In light of the current pandemic crisis scenario and its associated implications as representing a risk factor for the development/exacerbation of ED in vulnerable individuals, along with a myriad of emotional conditions, awareness for sexual and mental health has become an international public health priority [79]. Several local and international institutions (e.g., World Association for Sexual Health, WHO) have been leading specific actions to increase information, resources, and support during the pandemic crisis, in an attempt to mitigate its detrimental effects on mental and sexual health and well-being of the general population worldwide. In addition, as sexual activity and sexual satisfaction may play an essential protective role in individuals’ mental health and well-being during the COVID-19 pandemic, specialized support interventions targeting overall sexual problems should be available during this period. This is particularly relevant regarding ED as it has been recently suggested as a potential long-term consequence of COVID-19, given the significant increase of self-reported erectile problems in men with previously reported SARS-CoV-2 infection [80]. Therefore, a comprehensive and effective clinical intervention for ED emerging in such a challenging context requires an integrated and multidisciplinary approach, combining biomedical and tailored psychological interventions to the patient’s needs and circumstances (e.g., cognitive-behavior therapy, sex therapy). Such specialized interventions may be delivered using both the conventional form and an e-Health format [56] and should be focusing on promoting individual’s and/or couple’s sexual functioning and satisfaction, along with the management of concomitant medical or psychiatric conditions, not only during the current pandemic COVID-19 crisis but also in the short and long term [27, 81,82,83].
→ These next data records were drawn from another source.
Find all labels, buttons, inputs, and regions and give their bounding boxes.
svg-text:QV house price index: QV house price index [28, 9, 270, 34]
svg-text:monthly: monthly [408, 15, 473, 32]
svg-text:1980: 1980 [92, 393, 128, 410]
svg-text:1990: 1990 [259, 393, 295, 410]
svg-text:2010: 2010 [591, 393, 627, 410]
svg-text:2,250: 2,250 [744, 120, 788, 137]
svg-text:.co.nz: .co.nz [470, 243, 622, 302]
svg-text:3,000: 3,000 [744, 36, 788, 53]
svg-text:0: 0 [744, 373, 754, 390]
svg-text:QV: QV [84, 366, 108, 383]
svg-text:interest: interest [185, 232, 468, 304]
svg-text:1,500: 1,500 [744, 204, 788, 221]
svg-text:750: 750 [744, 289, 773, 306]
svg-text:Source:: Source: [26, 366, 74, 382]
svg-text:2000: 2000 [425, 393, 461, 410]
Most data support the role of COVID-19 in ED. Although the exact pathophysiology is not fully elucidated, we strove to gather the most probable reasons around this topic and elaborate on related mechanisms. In summary, COVID-19 infection could affect male sexual function through endothelial damage in erectile tissue, testicular damage, and psychological alterations. Long-term and well-designed studies are needed to clarify the role of COVID-19 on ED.